As companies increasingly adopt and expand unmanned aircraft systems (UAS) technology to their systems, leaders are tasked with the daunting balancing act of staying abreast of new developments and changing regulatory requirements while simultaneously focusing on deliverables and investment returns.
Speaking on "what's new and what's next" for connected drones, James Pierce, supervisor of UAS Operations for Ameren, said many of his company's learnings revolve around existing infrastructure.
"We have a lot of plans to put up antennas on our existing towers, and we'll do some things on some existing infrastructure," he said, adding that "issues with towers" have become a concern.
"We own parts of towers, but we can't put things on them," he said in a session at the Energy Drone & Robotics Summit held recently in The Woodlands, Texas.
"Towers are old," Pierce continued. "If you want to add something to them, you end up dealing with restructuring. That means sometimes you have to rebuild the towers. And that's costly -- hundreds of thousands of dollars in some cases."

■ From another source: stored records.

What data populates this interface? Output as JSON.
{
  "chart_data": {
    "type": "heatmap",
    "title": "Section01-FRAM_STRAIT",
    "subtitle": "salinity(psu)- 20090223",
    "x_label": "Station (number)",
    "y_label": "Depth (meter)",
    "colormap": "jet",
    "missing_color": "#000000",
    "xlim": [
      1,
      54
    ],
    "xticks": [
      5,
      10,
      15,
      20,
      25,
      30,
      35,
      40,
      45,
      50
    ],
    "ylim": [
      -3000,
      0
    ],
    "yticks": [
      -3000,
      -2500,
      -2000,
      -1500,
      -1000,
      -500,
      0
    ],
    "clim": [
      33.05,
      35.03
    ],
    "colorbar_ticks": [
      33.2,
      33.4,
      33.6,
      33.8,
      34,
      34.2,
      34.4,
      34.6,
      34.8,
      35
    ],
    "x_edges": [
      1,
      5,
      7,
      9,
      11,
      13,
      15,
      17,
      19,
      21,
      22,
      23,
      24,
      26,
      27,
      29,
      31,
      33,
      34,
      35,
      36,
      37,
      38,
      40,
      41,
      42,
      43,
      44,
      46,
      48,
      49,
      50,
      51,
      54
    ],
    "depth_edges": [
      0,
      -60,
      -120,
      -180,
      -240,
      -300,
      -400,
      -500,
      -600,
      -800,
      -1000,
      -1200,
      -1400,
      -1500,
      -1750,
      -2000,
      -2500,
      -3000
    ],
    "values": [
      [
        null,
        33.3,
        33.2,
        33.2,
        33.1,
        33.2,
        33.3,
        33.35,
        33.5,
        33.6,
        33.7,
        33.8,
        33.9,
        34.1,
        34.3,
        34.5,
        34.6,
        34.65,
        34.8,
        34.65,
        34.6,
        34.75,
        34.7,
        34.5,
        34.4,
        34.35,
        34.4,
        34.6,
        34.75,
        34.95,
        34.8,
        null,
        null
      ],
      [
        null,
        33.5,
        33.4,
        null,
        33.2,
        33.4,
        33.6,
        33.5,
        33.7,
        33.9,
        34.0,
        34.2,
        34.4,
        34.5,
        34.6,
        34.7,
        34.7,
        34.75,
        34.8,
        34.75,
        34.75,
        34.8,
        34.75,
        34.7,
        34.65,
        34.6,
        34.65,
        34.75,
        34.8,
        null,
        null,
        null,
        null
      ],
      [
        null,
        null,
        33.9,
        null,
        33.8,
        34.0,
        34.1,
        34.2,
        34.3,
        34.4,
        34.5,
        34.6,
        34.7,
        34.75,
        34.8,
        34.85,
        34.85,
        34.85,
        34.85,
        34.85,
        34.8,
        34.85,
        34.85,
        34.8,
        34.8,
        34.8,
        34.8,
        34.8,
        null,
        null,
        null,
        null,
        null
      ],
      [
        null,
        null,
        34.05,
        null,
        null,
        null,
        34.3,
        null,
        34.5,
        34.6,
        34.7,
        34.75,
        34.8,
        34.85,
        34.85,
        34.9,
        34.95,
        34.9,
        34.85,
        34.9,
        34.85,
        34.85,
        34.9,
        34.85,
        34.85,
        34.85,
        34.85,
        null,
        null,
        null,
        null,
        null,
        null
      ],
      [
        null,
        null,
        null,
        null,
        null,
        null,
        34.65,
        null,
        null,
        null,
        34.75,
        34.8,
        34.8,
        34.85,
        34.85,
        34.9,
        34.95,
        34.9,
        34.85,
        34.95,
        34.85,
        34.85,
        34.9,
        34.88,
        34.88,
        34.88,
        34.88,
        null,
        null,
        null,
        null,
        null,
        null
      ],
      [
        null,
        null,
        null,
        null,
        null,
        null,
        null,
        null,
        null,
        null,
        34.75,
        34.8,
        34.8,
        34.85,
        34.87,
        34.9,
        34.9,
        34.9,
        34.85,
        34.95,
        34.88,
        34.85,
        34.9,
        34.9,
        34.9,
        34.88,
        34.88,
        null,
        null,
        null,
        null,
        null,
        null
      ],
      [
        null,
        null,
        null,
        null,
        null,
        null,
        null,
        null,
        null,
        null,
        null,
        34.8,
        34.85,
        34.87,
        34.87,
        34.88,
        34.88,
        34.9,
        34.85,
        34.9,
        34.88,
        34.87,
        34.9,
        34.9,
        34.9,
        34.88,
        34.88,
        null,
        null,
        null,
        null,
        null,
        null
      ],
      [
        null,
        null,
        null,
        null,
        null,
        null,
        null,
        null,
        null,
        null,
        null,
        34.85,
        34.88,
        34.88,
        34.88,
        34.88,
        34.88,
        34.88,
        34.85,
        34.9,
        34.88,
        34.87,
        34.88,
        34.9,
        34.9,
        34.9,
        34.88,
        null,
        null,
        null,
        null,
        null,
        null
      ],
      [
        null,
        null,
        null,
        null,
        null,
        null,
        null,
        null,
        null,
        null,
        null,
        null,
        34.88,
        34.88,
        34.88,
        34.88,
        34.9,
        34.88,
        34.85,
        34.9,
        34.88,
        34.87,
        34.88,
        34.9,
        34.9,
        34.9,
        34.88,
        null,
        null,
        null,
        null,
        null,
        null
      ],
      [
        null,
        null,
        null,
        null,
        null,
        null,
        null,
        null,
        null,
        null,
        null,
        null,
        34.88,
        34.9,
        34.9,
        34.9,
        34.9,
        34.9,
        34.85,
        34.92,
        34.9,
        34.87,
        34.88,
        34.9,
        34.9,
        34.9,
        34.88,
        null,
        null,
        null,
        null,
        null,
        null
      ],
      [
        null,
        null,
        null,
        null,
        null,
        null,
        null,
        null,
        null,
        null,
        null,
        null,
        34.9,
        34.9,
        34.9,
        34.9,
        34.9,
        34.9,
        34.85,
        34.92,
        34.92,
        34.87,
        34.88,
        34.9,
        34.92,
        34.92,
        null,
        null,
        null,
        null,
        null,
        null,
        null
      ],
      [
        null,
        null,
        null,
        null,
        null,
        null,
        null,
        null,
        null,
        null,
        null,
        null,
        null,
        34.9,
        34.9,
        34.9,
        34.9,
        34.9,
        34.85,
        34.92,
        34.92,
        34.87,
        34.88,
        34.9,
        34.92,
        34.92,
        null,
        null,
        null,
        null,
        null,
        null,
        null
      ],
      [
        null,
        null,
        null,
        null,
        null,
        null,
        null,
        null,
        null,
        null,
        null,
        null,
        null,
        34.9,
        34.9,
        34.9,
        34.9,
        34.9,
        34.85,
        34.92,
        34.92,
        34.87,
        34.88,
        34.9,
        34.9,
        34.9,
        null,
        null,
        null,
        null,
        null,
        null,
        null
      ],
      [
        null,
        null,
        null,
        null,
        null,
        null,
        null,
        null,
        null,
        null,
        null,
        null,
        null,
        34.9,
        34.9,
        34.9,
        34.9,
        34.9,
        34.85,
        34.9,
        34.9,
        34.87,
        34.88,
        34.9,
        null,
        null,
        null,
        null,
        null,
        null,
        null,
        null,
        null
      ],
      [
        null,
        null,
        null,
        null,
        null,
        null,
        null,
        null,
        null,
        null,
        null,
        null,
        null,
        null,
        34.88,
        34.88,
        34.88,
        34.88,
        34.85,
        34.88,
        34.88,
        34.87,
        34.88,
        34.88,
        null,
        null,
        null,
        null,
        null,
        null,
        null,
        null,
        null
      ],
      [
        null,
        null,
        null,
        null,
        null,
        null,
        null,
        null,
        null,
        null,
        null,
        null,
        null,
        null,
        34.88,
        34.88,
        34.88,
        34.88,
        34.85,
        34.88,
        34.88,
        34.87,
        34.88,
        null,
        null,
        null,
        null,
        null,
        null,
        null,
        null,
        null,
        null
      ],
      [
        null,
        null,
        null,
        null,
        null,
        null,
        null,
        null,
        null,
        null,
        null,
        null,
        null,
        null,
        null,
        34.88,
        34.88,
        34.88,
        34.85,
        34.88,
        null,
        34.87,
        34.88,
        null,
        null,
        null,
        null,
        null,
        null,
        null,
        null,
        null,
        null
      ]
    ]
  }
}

Pierce said Ameren had to turn to other solutions besides using existing microwave towers, including installing antennas onto the company's transmission towers and structures.
Additionally, Pierce addressed UAS platforms themselves.
"They can do the flights of thousands of miles for 10 hours or 24 hours, but they're still not there longevity-wise," he said. "These pieces of equipment are high maintenance and they need a lot of tweaking."
Pros and cons of connectivity
Harry Nuttall, director of System Air for Southern Co., observed that "getting into a connected world where the drone is connected to a network that can be ultimately controlled autonomously," thereby removing the human element, is advantageous.
"But you need the economics to make drone [technology] competitive with the traditional methodology that it competes against," he said. "We've got to get to that conversation. If it takes a team of two or three people to deploy a drone to do the same work that a single person can do with a bucket truck, that is not competitive."
Nuttall touted the efficiency of helicopter utilization. "That's the reality: Helicopters are more competitive than a drone today," he said. "I don't want to pour water on the conversation, but that's just the truth."
Larry Barnard, UAS coordinator for Chevron, said he envisions unmanned traffic management evolving and maturing in the next three to five years.
"We can petition the FAA for some sort of protection against overflight," he said. "Connected drones, I believe, will be part of that."
Barnard said he also believes these technologies "may force agencies to consider a different way to do waivers: 'How much data can I get as soon as we spin up?' versus a paper-based system where you go into some website and request something and you talk to them six months later. We can do better than that, and we probably will."
Barnard anticipates drone connectivity going beyond individual aerial Internet of Things centers.
"I see us enabling a lot of global computing and fixed IoT sensor networks," he said. "I would love to be able to go back and share with folks that we can reduce thousands of hours of repeat duties in manual tasks and replace some of that with some very low-latency, viable, low-power, integrated sensors to do some of those checks. This would free folks up to do important work or continue training. But only part of that has to do with unmanned aerial vehicles."